Adhering to commissioners’ request to continue services, Roland was able to construct a budget that included no county-wide tax increase while still maintaining the level and quality of services to residents. Although there was no county-wide tax increase, the budget that obtained a 5-0 vote Monday night does include two tax increases for individual fire districts in order to provide the departments with needed upgrades.

Cowee Heritage Center gets needed upgrade

During the regularly scheduled June meeting, Roland informed commissioners that a piece of equipment was needed at the Cowee Heritage Center in order for the kitchen to pass code.

Commissioners have invested resources in the old Cowee School to preserve the old schoolhouse in order to provide Macon County residents with a facility for cultural and heritage enhancements. The building is currently utilized by residents teaching spinning, pottery, musical classes, painting, and other activities.
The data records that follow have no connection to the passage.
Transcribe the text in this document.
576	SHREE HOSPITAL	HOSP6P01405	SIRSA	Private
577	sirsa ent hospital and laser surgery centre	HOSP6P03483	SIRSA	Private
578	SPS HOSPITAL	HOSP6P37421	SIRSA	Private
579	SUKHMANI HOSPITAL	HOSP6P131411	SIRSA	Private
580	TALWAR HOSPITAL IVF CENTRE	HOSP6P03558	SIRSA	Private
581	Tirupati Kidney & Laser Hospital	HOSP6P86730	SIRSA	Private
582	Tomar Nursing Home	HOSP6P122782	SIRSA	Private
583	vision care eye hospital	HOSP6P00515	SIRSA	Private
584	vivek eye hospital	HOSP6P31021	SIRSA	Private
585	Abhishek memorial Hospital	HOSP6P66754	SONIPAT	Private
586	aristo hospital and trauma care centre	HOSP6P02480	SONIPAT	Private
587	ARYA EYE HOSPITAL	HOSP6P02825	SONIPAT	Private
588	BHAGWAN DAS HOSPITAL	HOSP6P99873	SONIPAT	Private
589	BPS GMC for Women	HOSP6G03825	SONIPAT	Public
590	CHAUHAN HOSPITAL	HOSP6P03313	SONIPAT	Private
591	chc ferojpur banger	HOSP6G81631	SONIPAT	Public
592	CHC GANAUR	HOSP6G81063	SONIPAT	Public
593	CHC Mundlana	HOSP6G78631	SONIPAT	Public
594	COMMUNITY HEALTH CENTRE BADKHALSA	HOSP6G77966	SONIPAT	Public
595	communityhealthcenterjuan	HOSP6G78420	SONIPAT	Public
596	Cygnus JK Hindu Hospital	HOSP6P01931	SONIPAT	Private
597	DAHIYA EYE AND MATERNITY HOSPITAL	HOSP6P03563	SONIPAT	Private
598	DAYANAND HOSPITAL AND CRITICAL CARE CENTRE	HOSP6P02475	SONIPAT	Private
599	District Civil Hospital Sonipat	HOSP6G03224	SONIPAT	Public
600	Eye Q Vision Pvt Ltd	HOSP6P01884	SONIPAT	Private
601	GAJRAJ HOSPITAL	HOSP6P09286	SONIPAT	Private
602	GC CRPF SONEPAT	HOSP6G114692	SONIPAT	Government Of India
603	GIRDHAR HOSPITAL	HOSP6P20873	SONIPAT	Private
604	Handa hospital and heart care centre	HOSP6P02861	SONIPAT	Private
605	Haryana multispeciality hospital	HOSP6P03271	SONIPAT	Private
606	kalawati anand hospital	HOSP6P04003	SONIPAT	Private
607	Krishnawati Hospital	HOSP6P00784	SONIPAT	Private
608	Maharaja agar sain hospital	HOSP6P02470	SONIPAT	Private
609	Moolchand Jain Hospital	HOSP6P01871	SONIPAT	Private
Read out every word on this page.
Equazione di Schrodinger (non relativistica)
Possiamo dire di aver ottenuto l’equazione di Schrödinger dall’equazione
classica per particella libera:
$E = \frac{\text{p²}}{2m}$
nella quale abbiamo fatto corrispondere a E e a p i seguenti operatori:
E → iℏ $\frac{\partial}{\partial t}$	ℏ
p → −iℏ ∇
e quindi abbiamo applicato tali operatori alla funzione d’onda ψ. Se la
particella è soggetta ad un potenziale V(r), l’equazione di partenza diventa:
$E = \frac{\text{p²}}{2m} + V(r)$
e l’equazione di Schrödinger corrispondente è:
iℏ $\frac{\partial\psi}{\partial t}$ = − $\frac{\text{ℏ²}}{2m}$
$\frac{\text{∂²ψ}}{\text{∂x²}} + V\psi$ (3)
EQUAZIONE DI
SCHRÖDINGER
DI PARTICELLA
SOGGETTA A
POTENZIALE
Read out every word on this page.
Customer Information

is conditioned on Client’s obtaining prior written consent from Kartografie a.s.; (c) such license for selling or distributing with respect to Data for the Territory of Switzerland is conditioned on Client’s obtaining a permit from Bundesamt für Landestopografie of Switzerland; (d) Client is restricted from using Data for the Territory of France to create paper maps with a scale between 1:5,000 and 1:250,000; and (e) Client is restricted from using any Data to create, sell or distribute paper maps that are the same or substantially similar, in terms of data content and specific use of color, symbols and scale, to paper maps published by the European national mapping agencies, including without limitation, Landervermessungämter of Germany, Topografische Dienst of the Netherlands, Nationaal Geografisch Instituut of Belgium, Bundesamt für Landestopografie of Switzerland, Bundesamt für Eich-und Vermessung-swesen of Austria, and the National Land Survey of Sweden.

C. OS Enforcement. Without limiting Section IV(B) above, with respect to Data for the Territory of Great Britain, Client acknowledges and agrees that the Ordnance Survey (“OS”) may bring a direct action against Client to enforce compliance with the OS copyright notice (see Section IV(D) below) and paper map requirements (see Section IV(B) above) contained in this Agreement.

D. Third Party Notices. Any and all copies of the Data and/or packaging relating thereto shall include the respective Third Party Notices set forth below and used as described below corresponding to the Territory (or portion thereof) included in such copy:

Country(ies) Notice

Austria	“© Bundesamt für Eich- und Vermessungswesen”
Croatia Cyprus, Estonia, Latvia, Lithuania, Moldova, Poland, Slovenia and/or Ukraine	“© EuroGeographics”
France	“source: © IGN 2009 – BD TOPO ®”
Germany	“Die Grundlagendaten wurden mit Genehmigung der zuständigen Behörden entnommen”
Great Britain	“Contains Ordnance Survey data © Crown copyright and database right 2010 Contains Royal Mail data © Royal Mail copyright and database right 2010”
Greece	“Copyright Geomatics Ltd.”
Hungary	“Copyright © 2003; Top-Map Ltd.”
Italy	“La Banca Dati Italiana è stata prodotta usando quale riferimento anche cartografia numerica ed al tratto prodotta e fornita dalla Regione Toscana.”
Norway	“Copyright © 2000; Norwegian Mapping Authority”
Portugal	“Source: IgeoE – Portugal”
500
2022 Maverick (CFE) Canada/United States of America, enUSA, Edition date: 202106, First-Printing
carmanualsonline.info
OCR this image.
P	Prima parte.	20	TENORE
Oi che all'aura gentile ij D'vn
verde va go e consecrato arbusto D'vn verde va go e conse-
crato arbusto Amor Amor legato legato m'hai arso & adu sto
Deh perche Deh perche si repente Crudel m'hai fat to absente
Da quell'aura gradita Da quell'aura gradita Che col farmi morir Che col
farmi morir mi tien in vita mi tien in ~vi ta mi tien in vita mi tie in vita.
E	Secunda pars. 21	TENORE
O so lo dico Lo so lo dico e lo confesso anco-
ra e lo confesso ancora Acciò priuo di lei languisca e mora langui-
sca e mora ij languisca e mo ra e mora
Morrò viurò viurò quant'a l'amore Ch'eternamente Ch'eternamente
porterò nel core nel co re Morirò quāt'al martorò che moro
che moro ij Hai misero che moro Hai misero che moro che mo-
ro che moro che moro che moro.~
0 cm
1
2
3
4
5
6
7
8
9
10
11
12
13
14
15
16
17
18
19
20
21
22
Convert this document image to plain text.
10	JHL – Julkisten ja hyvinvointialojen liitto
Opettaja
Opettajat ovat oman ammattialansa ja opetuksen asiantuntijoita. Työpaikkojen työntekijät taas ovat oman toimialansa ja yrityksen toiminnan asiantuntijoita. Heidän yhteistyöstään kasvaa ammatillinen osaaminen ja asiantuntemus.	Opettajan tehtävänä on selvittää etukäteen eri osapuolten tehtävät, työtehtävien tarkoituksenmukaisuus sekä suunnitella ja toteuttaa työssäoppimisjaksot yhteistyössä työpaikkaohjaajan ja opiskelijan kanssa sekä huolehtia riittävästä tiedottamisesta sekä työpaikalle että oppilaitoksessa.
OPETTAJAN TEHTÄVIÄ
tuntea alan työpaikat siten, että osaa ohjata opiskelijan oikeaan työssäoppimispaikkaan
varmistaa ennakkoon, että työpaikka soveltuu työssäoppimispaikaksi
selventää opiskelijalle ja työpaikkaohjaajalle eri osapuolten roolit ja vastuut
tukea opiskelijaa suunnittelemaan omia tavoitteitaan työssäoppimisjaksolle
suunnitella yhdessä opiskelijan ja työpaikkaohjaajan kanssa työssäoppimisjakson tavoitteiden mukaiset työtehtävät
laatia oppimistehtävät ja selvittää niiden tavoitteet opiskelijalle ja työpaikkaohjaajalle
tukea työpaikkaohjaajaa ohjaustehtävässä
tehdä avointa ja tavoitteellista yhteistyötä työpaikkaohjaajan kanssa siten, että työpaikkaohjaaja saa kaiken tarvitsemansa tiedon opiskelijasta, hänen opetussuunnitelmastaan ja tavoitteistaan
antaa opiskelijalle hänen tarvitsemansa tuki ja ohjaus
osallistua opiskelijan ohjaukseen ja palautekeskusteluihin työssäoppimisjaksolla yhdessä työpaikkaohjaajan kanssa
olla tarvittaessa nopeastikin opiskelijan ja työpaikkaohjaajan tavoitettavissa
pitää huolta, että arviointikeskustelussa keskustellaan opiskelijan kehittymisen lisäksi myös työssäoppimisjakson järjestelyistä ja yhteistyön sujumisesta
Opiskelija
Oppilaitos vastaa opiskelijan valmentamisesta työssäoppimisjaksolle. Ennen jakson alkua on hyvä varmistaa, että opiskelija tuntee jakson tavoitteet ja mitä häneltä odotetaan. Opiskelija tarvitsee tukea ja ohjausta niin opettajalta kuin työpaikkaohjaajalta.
The Cowee kitchen was designated since the project’s inception to be of use to residents for cooking classes and for things such as canning vegetables.

When use of the building changed from public school to community use, it meant that the building had to be brought up to current fire code. The fire suppression system for the kitchen, the ANSUL system, was out of date and no longer met code, explained Stacy Guffey, who was contracted to coordinate the Cowee project. “So, the money approved by the commissioners was for the replacement of that system to make the kitchen safe and to meet current North Carolina fire code. If we aren't up to code, we can't re-certify the kitchen for public use which also means we can't charge user fees and thereby generate income for the operation of the school,” he said. “We were able to find an area company to install a refurbished system, so it looks like the cost will come in well below what was allocated by the commissioners.”

Guffey explained that there's a lot of demand for use of the kitchen from benefits and reunions to cooking and canning classes. “For a lot of farmers and small businesses the cost of a commercial grade kitchen to add value to their products is way out of reach,” said Guffey. “The new ANSUL system brings us one step closer to providing an affordable place for those folks to do business.”

In a split vote, commissioners approved the $2,600 needed to upgrade the ANSUL system of the kitchen. Paul Higdon, who represents the Cowee district, and Ron Haven, who represents District II, voted against funding the project.